Well, Adobe has posted some information about new security initiatives. The company is planning to improve security in three ways: through code hardening, incident response process improvements, and regular security updates. While point two mentions “quicker turn-around times on patch releases” – because one criticism of Adobe has been the delays in getting security updates out to the public – point three seems a bit odd. Under “regular security updates”, Adobe says the company will “release security updates for all major supported versions and platforms of Adobe Reader and Acrobat on a quarterly basis.” In other words, there will be grouped security updates every three months, and not as needed. This means that between the time a vulnerability is found and an update is released, users may have to wait three months (actually a bit more; given the time that it takes to create and test an update, a flaw found in the last two weeks of any cycle probably won’t get patched on the next update issuance date).

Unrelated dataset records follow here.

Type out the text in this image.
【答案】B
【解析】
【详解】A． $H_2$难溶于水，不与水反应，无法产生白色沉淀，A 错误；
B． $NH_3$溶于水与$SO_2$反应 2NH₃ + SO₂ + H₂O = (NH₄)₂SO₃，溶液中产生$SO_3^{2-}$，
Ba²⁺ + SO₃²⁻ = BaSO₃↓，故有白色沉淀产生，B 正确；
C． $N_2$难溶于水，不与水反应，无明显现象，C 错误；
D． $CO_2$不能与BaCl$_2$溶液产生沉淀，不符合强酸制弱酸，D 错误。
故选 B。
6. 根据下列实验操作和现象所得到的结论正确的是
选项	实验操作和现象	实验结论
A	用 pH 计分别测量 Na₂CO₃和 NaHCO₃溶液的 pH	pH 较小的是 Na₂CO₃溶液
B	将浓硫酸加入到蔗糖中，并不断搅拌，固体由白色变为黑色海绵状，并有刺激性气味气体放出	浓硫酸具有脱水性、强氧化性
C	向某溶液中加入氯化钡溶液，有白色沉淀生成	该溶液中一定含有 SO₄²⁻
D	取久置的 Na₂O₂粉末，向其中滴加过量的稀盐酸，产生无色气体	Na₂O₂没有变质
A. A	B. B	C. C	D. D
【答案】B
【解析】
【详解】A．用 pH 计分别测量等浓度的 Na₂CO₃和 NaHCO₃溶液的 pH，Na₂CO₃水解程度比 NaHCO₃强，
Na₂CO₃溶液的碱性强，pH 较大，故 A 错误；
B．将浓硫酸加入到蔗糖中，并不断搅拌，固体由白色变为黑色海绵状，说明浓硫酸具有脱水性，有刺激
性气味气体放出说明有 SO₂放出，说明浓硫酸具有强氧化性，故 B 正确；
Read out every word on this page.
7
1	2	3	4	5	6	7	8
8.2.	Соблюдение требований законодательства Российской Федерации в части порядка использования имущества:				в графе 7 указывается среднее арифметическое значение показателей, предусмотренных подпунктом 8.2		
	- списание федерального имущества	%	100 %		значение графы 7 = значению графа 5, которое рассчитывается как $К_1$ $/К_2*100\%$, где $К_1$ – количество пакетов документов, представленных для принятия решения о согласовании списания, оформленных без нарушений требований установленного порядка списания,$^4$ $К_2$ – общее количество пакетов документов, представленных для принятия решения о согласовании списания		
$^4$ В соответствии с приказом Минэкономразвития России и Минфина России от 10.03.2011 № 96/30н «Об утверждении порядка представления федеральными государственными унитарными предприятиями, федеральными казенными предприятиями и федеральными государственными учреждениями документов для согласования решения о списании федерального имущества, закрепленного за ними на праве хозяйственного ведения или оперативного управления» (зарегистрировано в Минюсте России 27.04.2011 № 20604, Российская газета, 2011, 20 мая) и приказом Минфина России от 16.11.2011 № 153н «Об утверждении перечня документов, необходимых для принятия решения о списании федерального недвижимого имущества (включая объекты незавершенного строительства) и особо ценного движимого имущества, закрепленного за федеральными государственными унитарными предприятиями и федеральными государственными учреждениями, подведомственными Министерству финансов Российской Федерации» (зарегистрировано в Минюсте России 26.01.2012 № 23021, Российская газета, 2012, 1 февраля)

While Adobe is trying to reassure its enterprise customers, especially by announcing regular “patch Tuesdays”, a la Microsoft, we Mac users may feel this is a ludicrous idea. Only issuing security updates every three months is hardly the type of responsiveness that Mac users want to see from software vendors. We’re actually more concerned now than before, and reiterate our recommendation that you should avoid Acrobat Reader unless there is some compelling reason for you that it is better than Apple’s Preview. While Preview has had security issues, there seem to be far fewer than with Acrobat’s PDF tools. If you need to edit PDFs, Adobe Acrobat is hard to replace; you should be attentive, and only use it on PDFs whose provenance you are aware of.